Notably, Avnet continued to expand its Farnell portfolio, adding 159,000 SKUs and three new supply lines including Renesas, to its website. Moreover, e-commerce global order penetration also witnessed a significant increase, and currently represents 70% of all Farnell orders.
Avnet’s IoT solutions witnessed rapid expansion of revenue pipeline as a result of its initiatives in the space and deal wins in areas such as retail and healthcare. The pipeline reached $630 million, up 5% sequentially. Also, Avnet’s IoT strategy continued to benefit from its partnership with Microsoft.
Avnet reported gross profit of $595.13 million, down 9.6% year over year. Gross margin declined 30 basis points (bps) to 12.7%, partly due to lower revenues and contracting margins in Farnell.
Adjusted operating income decreased 13.2% from the year-earlier quarter to $156.25 million. This was partly due to decreased operating income in Farnell led by decline in passive.
Adjusted operating margin came in at 3.3%, down 30 bps.
However, continued focus on cost reduction efforts was a positive. Notably, SG&A expenses declined $40.6 million year over year. In the Farnell segment, during the quarter, Avnet moved approximately 100 roles to its India-based shared service operations and streamlined headcount.

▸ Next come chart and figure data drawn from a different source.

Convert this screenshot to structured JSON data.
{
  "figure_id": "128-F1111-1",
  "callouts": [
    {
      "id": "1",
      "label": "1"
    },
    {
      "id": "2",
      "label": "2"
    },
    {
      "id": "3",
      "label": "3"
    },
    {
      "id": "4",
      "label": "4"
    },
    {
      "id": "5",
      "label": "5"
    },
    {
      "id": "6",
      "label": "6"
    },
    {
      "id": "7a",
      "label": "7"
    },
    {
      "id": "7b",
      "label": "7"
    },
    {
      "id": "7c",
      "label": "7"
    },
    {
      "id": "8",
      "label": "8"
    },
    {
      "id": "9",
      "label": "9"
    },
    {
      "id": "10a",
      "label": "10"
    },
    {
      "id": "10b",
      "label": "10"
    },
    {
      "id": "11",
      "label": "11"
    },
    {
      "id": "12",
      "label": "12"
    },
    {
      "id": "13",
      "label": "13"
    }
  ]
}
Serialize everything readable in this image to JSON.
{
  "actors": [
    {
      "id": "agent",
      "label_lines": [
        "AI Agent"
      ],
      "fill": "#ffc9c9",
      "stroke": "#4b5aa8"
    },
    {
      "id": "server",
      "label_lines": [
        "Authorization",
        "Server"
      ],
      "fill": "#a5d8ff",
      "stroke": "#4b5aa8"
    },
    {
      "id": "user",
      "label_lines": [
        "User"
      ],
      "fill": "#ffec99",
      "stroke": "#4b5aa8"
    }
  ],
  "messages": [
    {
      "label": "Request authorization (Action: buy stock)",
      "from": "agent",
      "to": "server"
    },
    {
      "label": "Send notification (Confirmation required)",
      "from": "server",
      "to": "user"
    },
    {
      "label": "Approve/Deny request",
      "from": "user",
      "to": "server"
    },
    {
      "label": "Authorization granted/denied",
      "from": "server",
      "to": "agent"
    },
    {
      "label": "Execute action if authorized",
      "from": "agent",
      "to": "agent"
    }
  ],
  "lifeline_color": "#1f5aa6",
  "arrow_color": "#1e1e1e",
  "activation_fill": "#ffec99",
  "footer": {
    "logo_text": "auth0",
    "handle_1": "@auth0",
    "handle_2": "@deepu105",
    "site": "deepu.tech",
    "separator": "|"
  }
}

Balance Sheet and Cash Flow
Avnet exited the fiscal fourth quarter with cash and cash equivalents of $546.1 million compared with $725.3 million recorded in the previous quarter.
Long-term debt was $1.42 billion compared with $2 billion in the prior quarter.

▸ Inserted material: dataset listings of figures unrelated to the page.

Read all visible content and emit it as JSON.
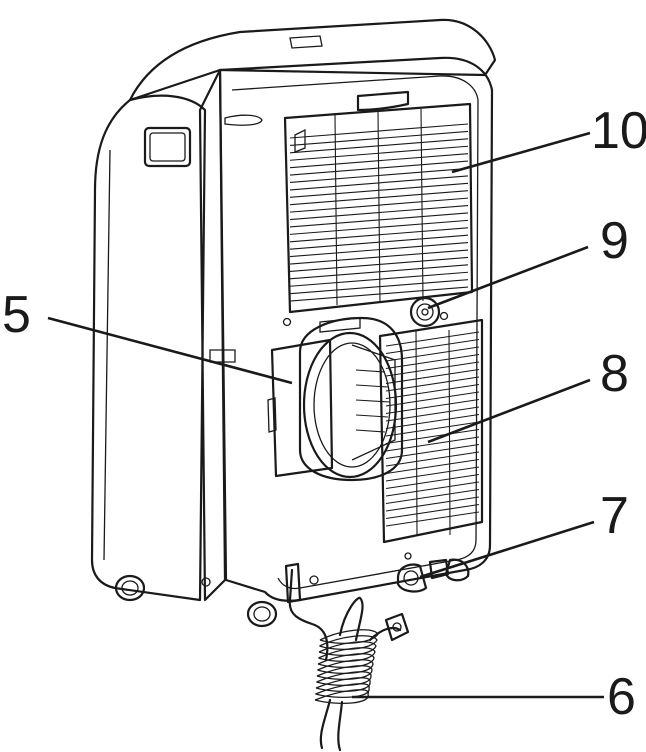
{
  "callouts": [
    {
      "id": "c10",
      "label": "10",
      "part": "upper-filter-grille"
    },
    {
      "id": "c9",
      "label": "9",
      "part": "upper-drain-plug"
    },
    {
      "id": "c5",
      "label": "5",
      "part": "exhaust-hose-adapter"
    },
    {
      "id": "c8",
      "label": "8",
      "part": "lower-air-intake-grille"
    },
    {
      "id": "c7",
      "label": "7",
      "part": "lower-drain-plug"
    },
    {
      "id": "c6",
      "label": "6",
      "part": "power-cord"
    }
  ],
  "colors": {
    "line": "#1a1a1a",
    "body_fill": "#ffffff",
    "background": "#ffffff"
  }
}
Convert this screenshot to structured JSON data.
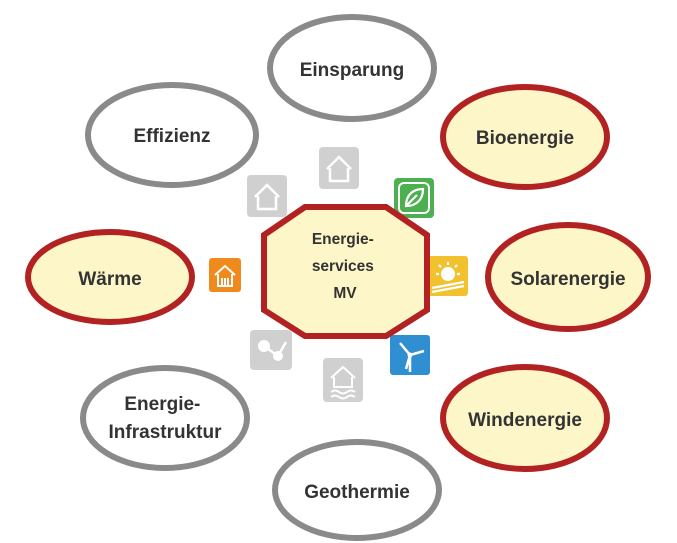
{
  "center": {
    "lines": [
      "Energie-",
      "services",
      "MV"
    ]
  },
  "nodes": [
    {
      "id": "einsparung",
      "lines": [
        "Einsparung"
      ],
      "active": false
    },
    {
      "id": "bioenergie",
      "lines": [
        "Bioenergie"
      ],
      "active": true
    },
    {
      "id": "solarenergie",
      "lines": [
        "Solarenergie"
      ],
      "active": true
    },
    {
      "id": "windenergie",
      "lines": [
        "Windenergie"
      ],
      "active": true
    },
    {
      "id": "geothermie",
      "lines": [
        "Geothermie"
      ],
      "active": false
    },
    {
      "id": "energie-infrastruktur",
      "lines": [
        "Energie-",
        "Infrastruktur"
      ],
      "active": false
    },
    {
      "id": "waerme",
      "lines": [
        "Wärme"
      ],
      "active": true
    },
    {
      "id": "effizienz",
      "lines": [
        "Effizienz"
      ],
      "active": false
    }
  ],
  "icons": [
    {
      "name": "house-icon",
      "color": "#a9a9a9"
    },
    {
      "name": "leaf-icon",
      "color": "#4caf50"
    },
    {
      "name": "sun-panel-icon",
      "color": "#f2c12e"
    },
    {
      "name": "wind-turbine-icon",
      "color": "#2f8fd0"
    },
    {
      "name": "geothermal-house-icon",
      "color": "#a9a9a9"
    },
    {
      "name": "network-icon",
      "color": "#a9a9a9"
    },
    {
      "name": "heat-house-icon",
      "color": "#f08a1c"
    },
    {
      "name": "efficiency-house-icon",
      "color": "#a9a9a9"
    }
  ],
  "colors": {
    "active_fill": "#fdf6c8",
    "active_stroke": "#b22222",
    "inactive_fill": "#ffffff",
    "inactive_stroke": "#8a8a8a",
    "text": "#333333"
  }
}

The company returned $138 million to shareholders in the form of $117 million worth repurchased shares and $21 million worth dividend.
Full Fiscal-Year Highlights
For the fiscal year ended Jun 29, 2019, Avnet generated $19.52 billion in revenues, up 2.5% year over year.

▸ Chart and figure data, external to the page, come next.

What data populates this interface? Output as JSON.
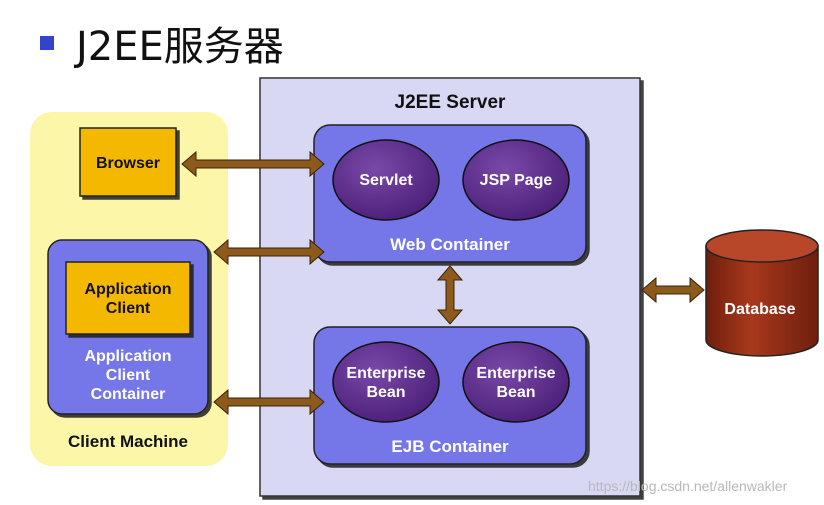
{
  "slide": {
    "title": "J2EE服务器"
  },
  "diagram": {
    "server_title": "J2EE Server",
    "browser_label": "Browser",
    "app_client_lines": [
      "Application",
      "Client"
    ],
    "app_client_container_lines": [
      "Application",
      "Client",
      "Container"
    ],
    "client_machine_label": "Client Machine",
    "web_container_label": "Web Container",
    "servlet_label": "Servlet",
    "jsp_label": "JSP Page",
    "ejb_container_label": "EJB Container",
    "enterprise_bean_lines": [
      "Enterprise",
      "Bean"
    ],
    "database_label": "Database"
  },
  "watermark": "https://blog.csdn.net/allenwakler",
  "colors": {
    "client_machine_bg": "#fbf6a8",
    "server_bg": "#d8d8f4",
    "container_blue": "#7477e8",
    "bean_purple": "#5a2a8a",
    "box_yellow": "#f5b800",
    "arrow_brown": "#8b5a1c",
    "database_red": "#962d16"
  }
}
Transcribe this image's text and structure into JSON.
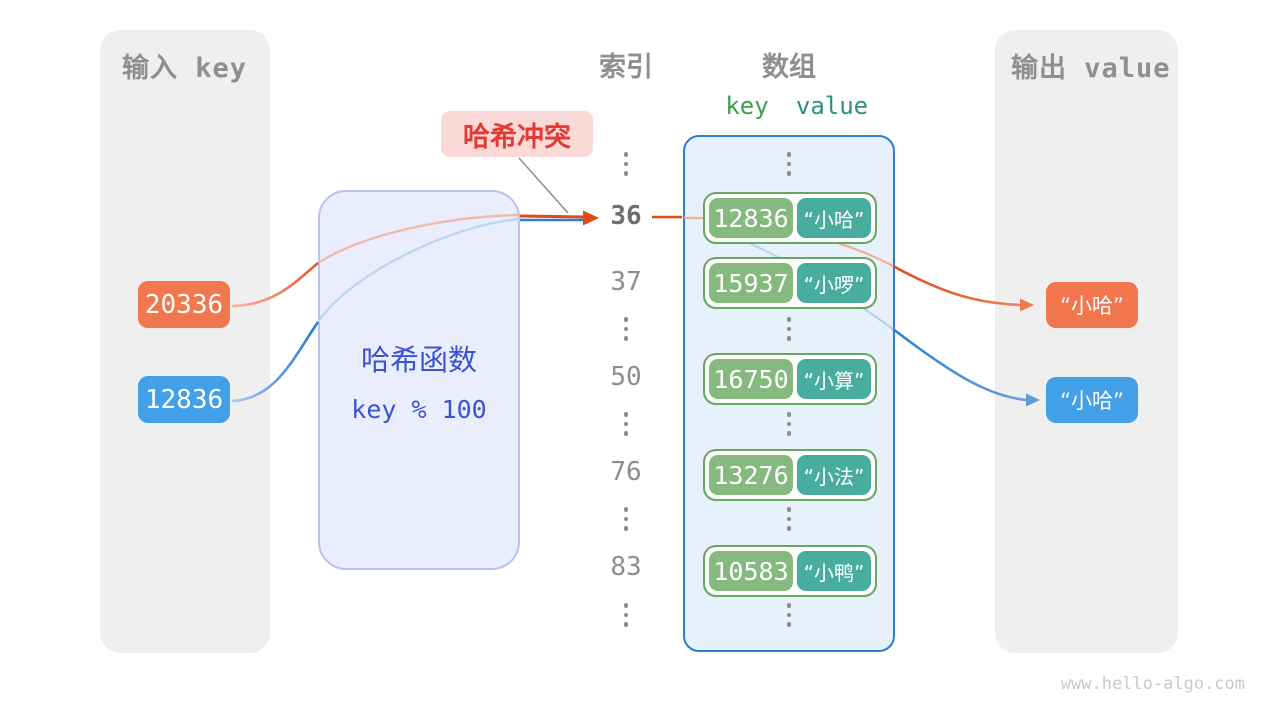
{
  "input_panel": {
    "title": "输入 key",
    "keys": [
      "20336",
      "12836"
    ]
  },
  "hash_function": {
    "title": "哈希函数",
    "formula": "key % 100"
  },
  "collision_badge": {
    "label": "哈希冲突"
  },
  "index_column": {
    "title": "索引",
    "rows": [
      "⋮",
      "36",
      "37",
      "⋮",
      "50",
      "⋮",
      "76",
      "⋮",
      "83",
      "⋮"
    ]
  },
  "array_panel": {
    "title": "数组",
    "key_header": "key",
    "value_header": "value",
    "pairs": [
      {
        "key": "12836",
        "value": "“小哈”"
      },
      {
        "key": "15937",
        "value": "“小啰”"
      },
      {
        "key": "16750",
        "value": "“小算”"
      },
      {
        "key": "13276",
        "value": "“小法”"
      },
      {
        "key": "10583",
        "value": "“小鸭”"
      }
    ]
  },
  "output_panel": {
    "title": "输出 value",
    "values": [
      "“小哈”",
      "“小哈”"
    ]
  },
  "watermark": "www.hello-algo.com",
  "colors": {
    "input_key_orange": "#f2774e",
    "input_key_blue": "#41a0e8",
    "key_green": "#85b97f",
    "value_teal": "#48ad9f",
    "pair_border_green": "#69a663",
    "array_fill": "#e6f1fb",
    "array_border_blue": "#2b7ed3",
    "hash_box_fill": "#eaedfb",
    "hash_box_border": "#b8c2ee",
    "hash_text_blue": "#3a53d0",
    "badge_bg": "#fbd9d7",
    "badge_text_red": "#e23a35",
    "panel_gray": "#efefef",
    "title_gray": "#8f8f8f",
    "arrow_orange": "#e14b15",
    "arrow_blue": "#2b7fd5"
  }
}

Earnings per share increased 15% to $4.11.
Cash flow from continuing operations came in at $591 million, and SG&A expenses were down 6% year over year.
For first-quarter fiscal 2020, the company estimates sales in the range of $4.4-$4.7 billion, representing an 8% decline at mid-point of $4.55 billion.
Non-GAAP earnings per share are estimated in the range of 60-70 cents, indicating a decline of 36.9% at mid-point of 65 cents.
Sequential decline in sales in the Americas and EMEA regions are expected to be an overhang on the top line. Revenues are expected to be stable in Asia in the fiscal first quarter.
Lower sales of high margin products in IP&E, especially passives are expected to keep margins under pressure throughout the current calendar year and well into calendar 2020.
Avnet’s new warehouse is expected to come online in December this year, enabling the company to reduce costs and increase SKU count and improve service.
Farnell’s distribution center in the EMEA region is scheduled to ramp operations in the second half of fiscal 2020. This will allow the company to continue SKU expansion, reduce operating costs by almost $20 million per annum.
Market pressures are expected to persist in the near term. Avnet anticipates operating margins to remain below 10% in the forthcoming quarters.
Moreover, it will continue to integrate Farnell back office function, and shift its operations to lower cost areas to achieve the goal of 15% operating margin and $20 million annual savings.
How Have Estimates Been Moving Since Then?
Fresh estimates followed a downward path over the past two months. The consensus estimate has shifted -32.91% due to these changes.
Currently, Avnet has a strong Growth Score of A, though it is lagging a lot on the Momentum Score front with an F. However, the stock was allocated a grade of C on the value side, putting it in the middle 20% for this investment strategy.
Overall, the stock has an aggregate VGM Score of A. If you aren't focused on one strategy, this score is the one you should be interested in.
Avnet has a Zacks Rank #5 (Strong Sell). We expect a below average return from the stock in the next few months.